Working seven days a week and 18 hours a day while overcoming obstacles  ranging from hidden rooms to sudden breaches in containment, the response team begins the clean-up.  Among the biggest challenges faced -- explaining good science in the face of rising pressure to finish by a set date.


Chapter 4: Crossing the Finish Line (9 minutes)

Surviving challenges ranging from hidden rooms to sudden containment breaches to emergency, middle-of-the-night forays to Home Depot, the clean-up team delivers and the Senate office buildings reopen on schedule.  Attention then turns to lessons learned.

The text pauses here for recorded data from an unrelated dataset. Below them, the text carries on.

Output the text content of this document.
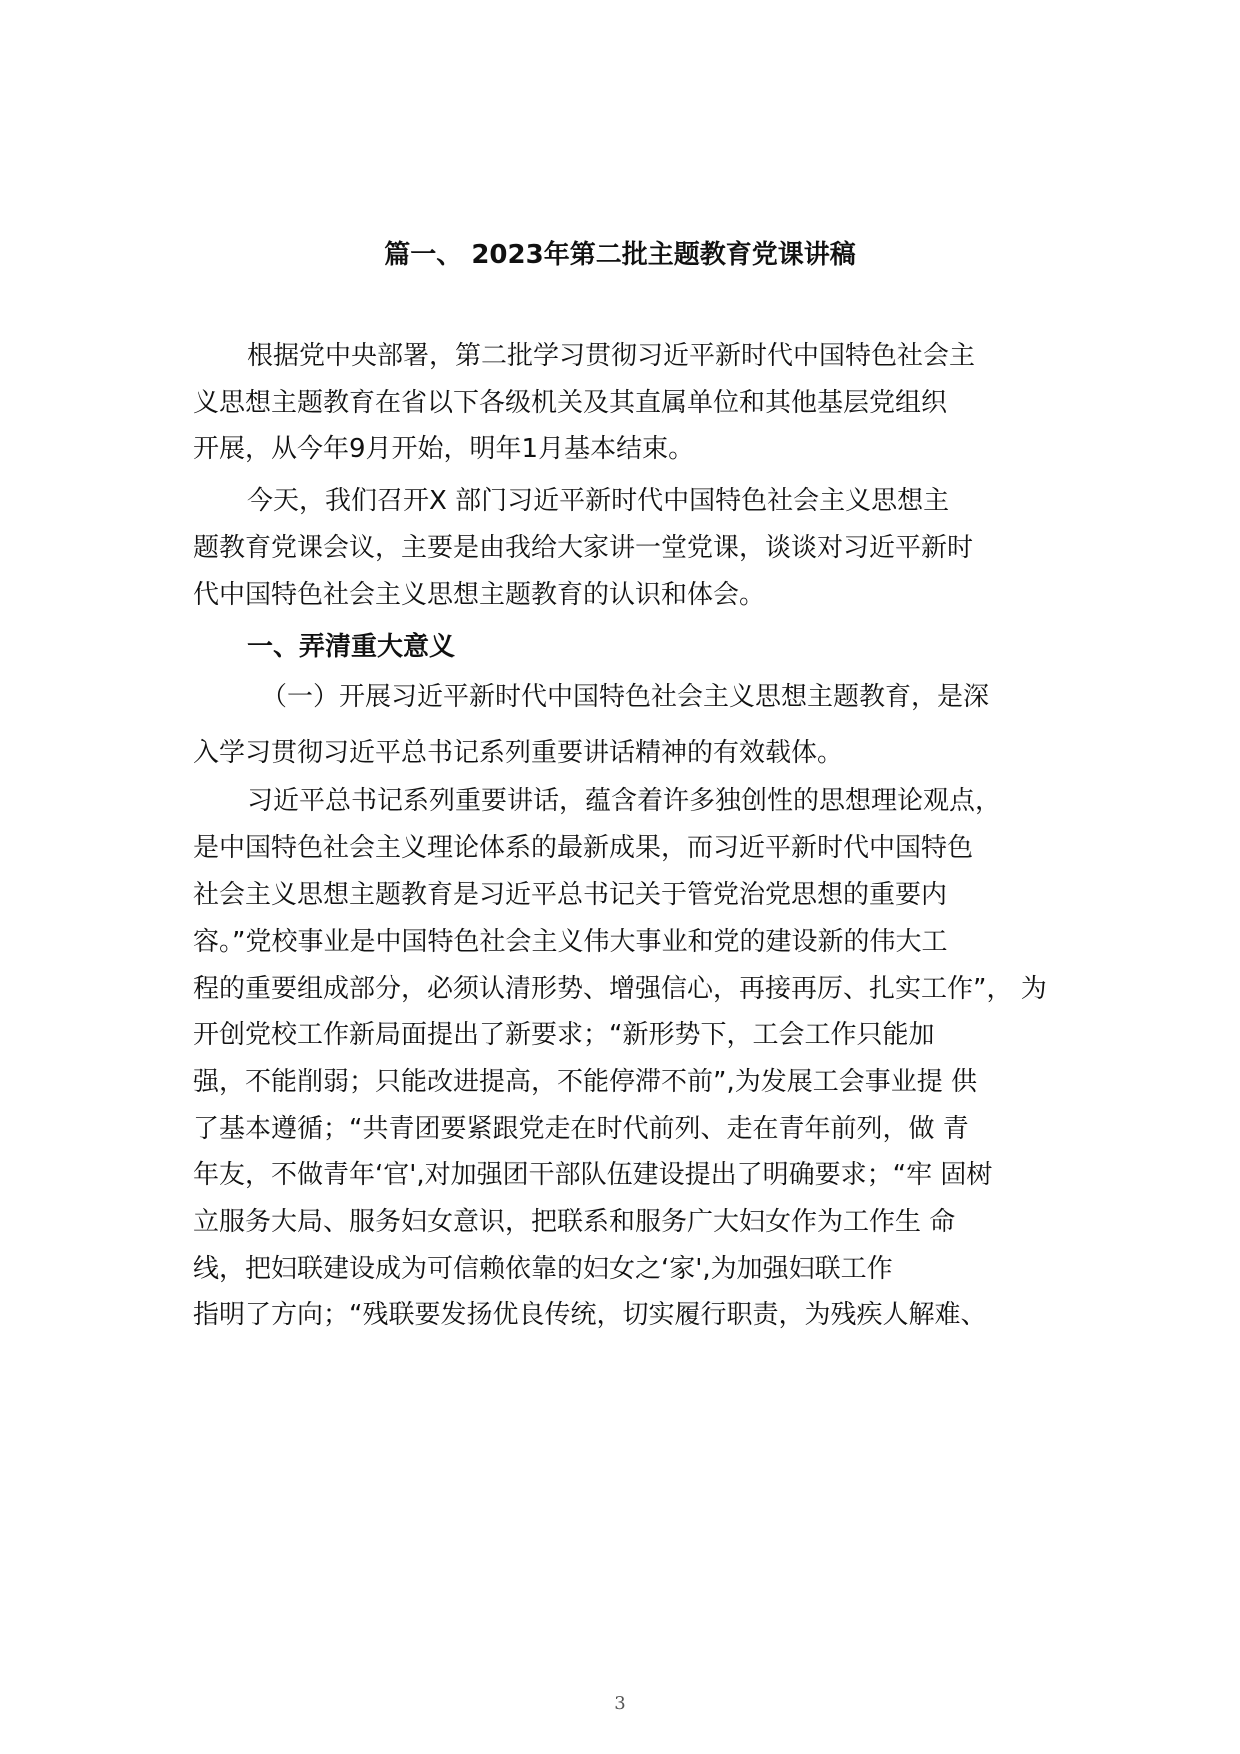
篇一、 2023年第二批主题教育党课讲稿
根据党中央部署，第二批学习贯彻习近平新时代中国特色社会主
义思想主题教育在省以下各级机关及其直属单位和其他基层党组织
开展，从今年9月开始，明年1月基本结束。
今天，我们召开X 部门习近平新时代中国特色社会主义思想主
题教育党课会议，主要是由我给大家讲一堂党课，谈谈对习近平新时
代中国特色社会主义思想主题教育的认识和体会。
一、弄清重大意义
（一）开展习近平新时代中国特色社会主义思想主题教育，是深
入学习贯彻习近平总书记系列重要讲话精神的有效载体。
习近平总书记系列重要讲话，蕴含着许多独创性的思想理论观点，
是中国特色社会主义理论体系的最新成果，而习近平新时代中国特色
社会主义思想主题教育是习近平总书记关于管党治党思想的重要内
容。”党校事业是中国特色社会主义伟大事业和党的建设新的伟大工
程的重要组成部分，必须认清形势、增强信心，再接再厉、扎实工作”， 为
开创党校工作新局面提出了新要求；“新形势下，工会工作只能加
强，不能削弱；只能改进提高，不能停滞不前”,为发展工会事业提 供
了基本遵循；“共青团要紧跟党走在时代前列、走在青年前列，做 青
年友，不做青年‘官',对加强团干部队伍建设提出了明确要求；“牢 固树
立服务大局、服务妇女意识，把联系和服务广大妇女作为工作生 命
线，把妇联建设成为可信赖依靠的妇女之‘家',为加强妇联工作
指明了方向；“残联要发扬优良传统，切实履行职责，为残疾人解难、
3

THE INTERVIEW AS A WHOLE (33 minutes)

This documentary tells the story of how EPA, the National Institutes of Safety and Health (NIOSH), the Center for Communicable Diseases (CDC), and other federal military and civilian agencies, working under severe time pressure and in the full glare of intensive media coverage, collaborated to solve a scientific and engineering challenge never before faced -- the decontamination of an entire building contaminated with deadly anthrax spores.

The introduction to the interview is as follows:

On Tuesday, September 18, 2001, just one week after the terrorist attacks on the Twin Towers and the Pentagon, letters containing anthrax spores were received by several news media offices and Senate Majority Leader, Tom Daschle (D - South Dakota).  A similar letter containing anthrax was addressed to Senator Patrick Leahy (D - Vermont) was misrouted and later found in a mail processing facility in Virginia.  As a result, five people died of inhalation anthrax and 16 others were sickened, the Hart Senate Office Building and other Senate facilities and several mail processing facilities were contaminated and had to be evacuated.  This documentary tells the story of how EPA, the National Institute for Occupational Safety and Health (NIOSH), the Center for Communicable Diseases (CDC), and other federal military and civilian agencies, working under severe time pressure and in the full glare of intensive media coverage, collaborated to solve a scientific and engineering challenge never before faced -- the decontamination of an entire building contaminated with deadly anthrax spores.